Migration to America’s fastest-growing areas has tapered off in the last year, newly released Census data show. The slowdown is sharpest in places where growth was fueled in large part by the decade’s hot housing market—Florida, the Mountain West and ex-urban counties.
At the same time, the formerly foot-loose residents of coastal California, Northeast and Midwest cities and inner suburbs are mostly staying put. This “migration correction” is a response to the housing market correction that has kept would-be buyers from locating to previously hot areas, and in many cases, keeping them from selling existing homes in the established locales.
According to an analysis of the Census Bureau’s annual population estimates through July 2007, while the fastest growth continues to occur in the South and West regions, that growth has stalled in the last year. Among the 25 large counties which grew most rapidly since 2000, 23 showed lower growth rates last year than the prior year. (View Table A) Many are located in Florida, which has been particularly hard hit by the recent housing crises, a broader economic downturn and hurricane concerns. The state’s annual in migration plunged to 35,000 in the past year, in comparison to an average 230,000 per year for the previous three years.. And while the slowdown in population gains were most pronounced in counties located in hot markets like Orlando and Tampa, they were pervasive in almost all parts of the state. Metro Fort Lauderdale’s Broward County registered an actual decline in its population for the first time in history and Miami’s growth was reduced to half of the previous year.
The Mountain West, along with interior California, also took significant hits in their earlier high growth rates. (View Chart) While Phoenix’s Maricopa County still led the nation by gaining 101,000 people in the last year, this gain is down from 132, 000 in 2005-6, and 142, 000 the prior year. Noticeable growth cutbacks are evident in Las Vegas’ Clark County, as well as Riverside and San Bernardino counties in California’s “inland empire”. (View Table B) The latter county, a popular destination for San Diegans in search of more affordable housing, registered a net domestic out migration in the past year. The growth in this suburban destination is now totally dependent on immigration and natural increase.
These growth slowdowns are only half of the story. In fact, California illustrates both halves. While the state’s interior San Bernardino and Riverside counties are receiving fewer migrants than in previous years, coastal California counties, San Diego, Orange, Los Angeles – major migration feeder areas for inland empire- lost fewer migrants, and gained more people than before. During each of the bubble years of 2003-06, San Diego lost more than 35,000 migrants. This fell to just 14,000 in 2006-7 as many potential migrants decided to hold tight.
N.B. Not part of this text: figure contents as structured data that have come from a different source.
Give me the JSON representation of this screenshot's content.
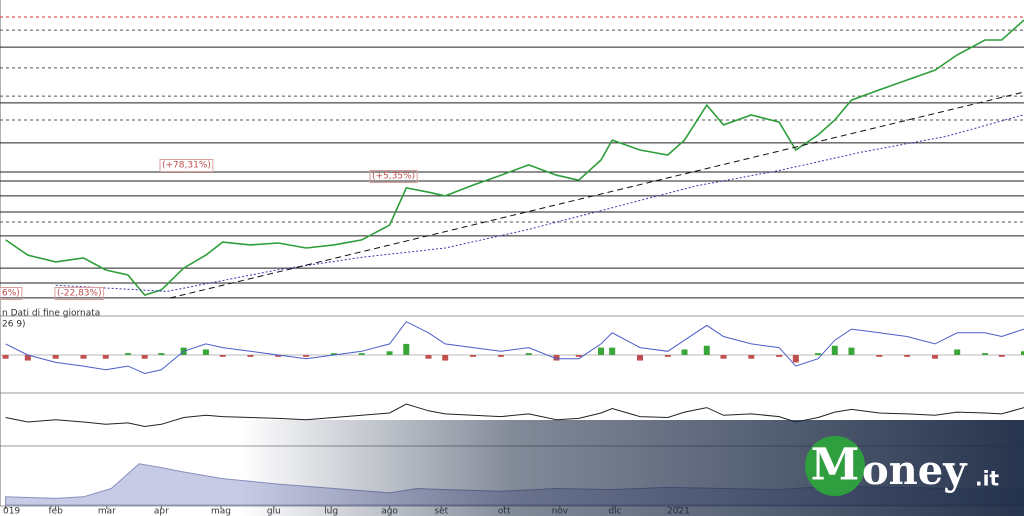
{
  "chart_data": {
    "type": "line",
    "xlim": [
      0,
      18.4
    ],
    "xticks": [
      {
        "value": 0.1,
        "label": "019"
      },
      {
        "value": 1,
        "label": "feb"
      },
      {
        "value": 1.92,
        "label": "mar"
      },
      {
        "value": 2.9,
        "label": "apr"
      },
      {
        "value": 3.97,
        "label": "mag"
      },
      {
        "value": 4.92,
        "label": "giu"
      },
      {
        "value": 5.95,
        "label": "lug"
      },
      {
        "value": 7,
        "label": "ago"
      },
      {
        "value": 7.93,
        "label": "set"
      },
      {
        "value": 9.06,
        "label": "ott"
      },
      {
        "value": 10.06,
        "label": "nov"
      },
      {
        "value": 11.05,
        "label": "dic"
      },
      {
        "value": 12.19,
        "label": "2021"
      }
    ],
    "annotations": [
      "(+78,31%)",
      "(+5,35%)",
      "(-22,83%)",
      "6%)",
      "n Dati di fine giornata",
      "26 9)"
    ],
    "logo": [
      "M",
      "oney",
      ".it"
    ],
    "panels": [
      {
        "ylim": [
          0,
          100
        ],
        "resistance_levels": [
          94.5
        ],
        "dashed_levels": [
          90.3,
          78.1,
          69,
          61.3,
          28.4
        ],
        "solid_levels": [
          84.8,
          66.8,
          53.9,
          44.5,
          41.6,
          36.8,
          31.6,
          23.9,
          13.5,
          8.7,
          3.9
        ],
        "series": [
          {
            "color": "#2e9e3a",
            "x": [
              0.1,
              0.5,
              1,
              1.5,
              1.9,
              2.3,
              2.6,
              2.9,
              3.3,
              3.7,
              4,
              4.5,
              5,
              5.5,
              6,
              6.5,
              7,
              7.3,
              7.7,
              8,
              8.5,
              9,
              9.5,
              10,
              10.4,
              10.8,
              11,
              11.5,
              12,
              12.3,
              12.7,
              13,
              13.5,
              14,
              14.3,
              14.7,
              15,
              15.3,
              15.8,
              16.3,
              16.8,
              17.2,
              17.7,
              18,
              18.4
            ],
            "values": [
              22.6,
              17.7,
              15.5,
              16.8,
              12.9,
              11.3,
              4.8,
              6.5,
              13.5,
              17.7,
              21.9,
              21,
              21.6,
              20,
              21,
              22.6,
              27.4,
              39.4,
              38,
              36.8,
              40.3,
              43.5,
              46.8,
              43.5,
              41.9,
              48.4,
              54.8,
              51.6,
              50,
              54.8,
              66.1,
              59.7,
              62.9,
              60.6,
              51.6,
              56.5,
              61.3,
              67.7,
              71,
              74.2,
              77.4,
              82.3,
              87.1,
              87.1,
              93.5
            ]
          },
          {
            "color": "#3a3ab0",
            "x": [
              1,
              3,
              5,
              6.5,
              8,
              9.5,
              11,
              12.5,
              14,
              15.5,
              17,
              18.4
            ],
            "values": [
              8,
              6,
              13,
              17,
              20,
              26,
              33,
              40,
              45,
              51,
              56,
              63
            ]
          }
        ]
      },
      {
        "ylim": [
          -1,
          1
        ],
        "series": [
          {
            "color": "#4a5ec8",
            "x": [
              0.1,
              0.5,
              1,
              1.5,
              1.9,
              2.3,
              2.6,
              2.9,
              3.3,
              3.7,
              4,
              4.5,
              5,
              5.5,
              6,
              6.5,
              7,
              7.3,
              7.7,
              8,
              8.5,
              9,
              9.5,
              10,
              10.4,
              10.8,
              11,
              11.5,
              12,
              12.3,
              12.7,
              13,
              13.5,
              14,
              14.3,
              14.7,
              15,
              15.3,
              15.8,
              16.3,
              16.8,
              17.2,
              17.7,
              18,
              18.4
            ],
            "values": [
              0.3,
              0,
              -0.2,
              -0.3,
              -0.4,
              -0.3,
              -0.5,
              -0.4,
              0.1,
              0.3,
              0.2,
              0.1,
              0,
              -0.1,
              0,
              0.1,
              0.3,
              0.9,
              0.6,
              0.3,
              0.2,
              0.1,
              0.2,
              -0.1,
              -0.1,
              0.3,
              0.6,
              0.2,
              0.1,
              0.4,
              0.8,
              0.5,
              0.3,
              0.2,
              -0.3,
              -0.1,
              0.4,
              0.7,
              0.6,
              0.5,
              0.3,
              0.6,
              0.6,
              0.5,
              0.7
            ]
          }
        ],
        "histogram": {
          "x": [
            0.1,
            0.5,
            1,
            1.5,
            1.9,
            2.3,
            2.6,
            2.9,
            3.3,
            3.7,
            4,
            4.5,
            5,
            5.5,
            6,
            6.5,
            7,
            7.3,
            7.7,
            8,
            8.5,
            9,
            9.5,
            10,
            10.4,
            10.8,
            11,
            11.5,
            12,
            12.3,
            12.7,
            13,
            13.5,
            14,
            14.3,
            14.7,
            15,
            15.3,
            15.8,
            16.3,
            16.8,
            17.2,
            17.7,
            18,
            18.4
          ],
          "values": [
            -0.1,
            -0.15,
            -0.1,
            -0.1,
            -0.1,
            0.05,
            -0.1,
            0.05,
            0.2,
            0.15,
            -0.05,
            -0.05,
            -0.05,
            -0.05,
            0.05,
            0.05,
            0.1,
            0.3,
            -0.1,
            -0.15,
            -0.05,
            -0.05,
            0.05,
            -0.15,
            -0.05,
            0.2,
            0.2,
            -0.15,
            -0.05,
            0.15,
            0.25,
            -0.1,
            -0.1,
            -0.05,
            -0.2,
            0.05,
            0.25,
            0.2,
            -0.05,
            -0.05,
            -0.1,
            0.15,
            0.05,
            -0.05,
            0.1
          ],
          "colors": [
            "#3aa63a",
            "#c0504d"
          ]
        }
      },
      {
        "ylim": [
          0,
          100
        ],
        "series": [
          {
            "color": "#222",
            "x": [
              0.1,
              0.5,
              1,
              1.5,
              1.9,
              2.3,
              2.6,
              2.9,
              3.3,
              3.7,
              4,
              4.5,
              5,
              5.5,
              6,
              6.5,
              7,
              7.3,
              7.7,
              8,
              8.5,
              9,
              9.5,
              10,
              10.4,
              10.8,
              11,
              11.5,
              12,
              12.3,
              12.7,
              13,
              13.5,
              14,
              14.3,
              14.7,
              15,
              15.3,
              15.8,
              16.3,
              16.8,
              17.2,
              17.7,
              18,
              18.4
            ],
            "values": [
              50,
              40,
              45,
              40,
              35,
              38,
              30,
              35,
              50,
              55,
              52,
              50,
              48,
              45,
              50,
              55,
              60,
              80,
              65,
              58,
              55,
              52,
              58,
              45,
              48,
              60,
              70,
              52,
              50,
              62,
              72,
              55,
              58,
              52,
              40,
              50,
              62,
              68,
              60,
              58,
              55,
              62,
              60,
              58,
              72
            ]
          }
        ]
      },
      {
        "ylim": [
          0,
          100
        ],
        "series": [
          {
            "color": "#8a90c0",
            "x": [
              0.1,
              1,
              1.5,
              2,
              2.5,
              2.9,
              3.3,
              4,
              5,
              6,
              7,
              7.5,
              8,
              9,
              10,
              11,
              12,
              13,
              14,
              15,
              16,
              17,
              18.4
            ],
            "values": [
              15,
              12,
              15,
              30,
              75,
              68,
              60,
              48,
              38,
              30,
              22,
              30,
              28,
              25,
              30,
              28,
              32,
              30,
              28,
              35,
              32,
              30,
              28
            ]
          }
        ]
      }
    ]
  }
}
Aside from coastal California, many other counties showed greater gains, or reduced losses between 2005-6 and 2006-7 in a way that is also linked to the fewer housing opportunities. Such is the case for a slew of city or inner suburban counties, including Cook County, Ill, in the Chicago metropolitan area, Middlesex Co, NJ, in the New York metropolitan area, Hennepin County, MN in the Minneapolis-St Paul metropolitan area, and Philadelphia County. (View Table C) At the same time, exurban counties in these and other metropolitan areas, including metro Washington DC, showed reduced growth from previous years as the housing market cooled off.
So we have a year when the extremes are being reined in. Would-be homebuyers in previously hot housing markets are unable to obtain the homes they desire, leaving them in limbo – in many cases stranded from promising opportunities or amenity-rich retirement living. Yet more stagnant or expensive parts of the country, be they northern cities or coastal areas, are enjoying a windfall by retaining more of their residents, including renters, new families andempty nest retirees until at least both the housing and migration markets clear.